SARA prevents Smurf2-induced Smad2 degradation.
(A) Smad2 RNA expression levels in WT and SARA mutant MEFs were quantified by Q-PCR. Data represent means of three independent experiments performed in triplicate. (B) Expression of Smurf2 protein in WT and SARA mutant MEFs were detected by Western blot analysis (upper panel). MEF lysates (500 µg) were immunoprecipitated (IP) with Smurf2 antibody and blotted (IB) with the indicated antibodies (lower panel). (C) WT and SARA mutant MEFs were treated with DMSO and MG132 (20 µM) for 8 hours prior to lysis. Expression levels of Smad2 protein were quantified by Western blot analysis. (D) MEF lysates (500 µg) were immunoprecipitated (IP) with Smurf2 or mSARA-N antibody and blotted (IB) with the indicated antibodies.
Figure 8.
Loss of SARA promotes skin tumor formation and malignant progression.

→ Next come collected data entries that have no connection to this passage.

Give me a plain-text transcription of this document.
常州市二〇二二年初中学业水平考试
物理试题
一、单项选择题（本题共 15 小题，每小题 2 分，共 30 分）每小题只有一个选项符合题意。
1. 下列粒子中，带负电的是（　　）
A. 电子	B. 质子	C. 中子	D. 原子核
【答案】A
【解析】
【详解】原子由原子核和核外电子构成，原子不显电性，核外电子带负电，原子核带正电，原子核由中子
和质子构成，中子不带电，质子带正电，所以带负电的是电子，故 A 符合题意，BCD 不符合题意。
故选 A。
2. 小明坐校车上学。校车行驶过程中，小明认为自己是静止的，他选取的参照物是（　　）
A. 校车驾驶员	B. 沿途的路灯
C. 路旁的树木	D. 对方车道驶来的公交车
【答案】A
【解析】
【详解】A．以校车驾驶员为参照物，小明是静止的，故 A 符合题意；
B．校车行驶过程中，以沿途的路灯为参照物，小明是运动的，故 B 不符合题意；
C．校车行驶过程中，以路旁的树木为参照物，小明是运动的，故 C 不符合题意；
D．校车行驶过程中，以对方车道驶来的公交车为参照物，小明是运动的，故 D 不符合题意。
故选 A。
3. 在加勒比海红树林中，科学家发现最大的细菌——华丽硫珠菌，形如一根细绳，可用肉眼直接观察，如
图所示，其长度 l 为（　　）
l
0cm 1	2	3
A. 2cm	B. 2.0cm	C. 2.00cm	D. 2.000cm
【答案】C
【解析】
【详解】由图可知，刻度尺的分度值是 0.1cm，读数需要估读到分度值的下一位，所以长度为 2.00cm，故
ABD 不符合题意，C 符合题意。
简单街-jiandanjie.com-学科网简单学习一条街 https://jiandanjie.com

(A) Average number of tumors in WT and SARA mutant mice at different time points. Arrow indicates TPA withdrawal. Twenty weeks after the beginning of promotion, a significant difference in the number of papillomas per mouse between the WT and SARA mutant mice were evident (P<0.05). (B) Incidence of malignant progression in skin tumors generated 40 weeks after the beginning of promotion. SARAΔ/Δ mice showed a highly significant increase in the percentage of SCCs compared with SARA+/Δ and WT controls. Moderately- and poorly-differentiated SCCs were not found in WT mice. (C) Histological analysis of skin tumors. Papilloma (note a proliferation of hyperkeratotic stratified squamous epithelium); well-differentiated SCCs (note tumor cells destroy the basement membrane and invade the dermis); moderately-differentiated SCCs (note cells are markedly irregular in shape and size, distinct nuclear pleomorphism and mitotic activity); and poorly-differentiated SCCs (note immature cells predominate, with numerous atypical mitosis, and minimal keratinization) are shown.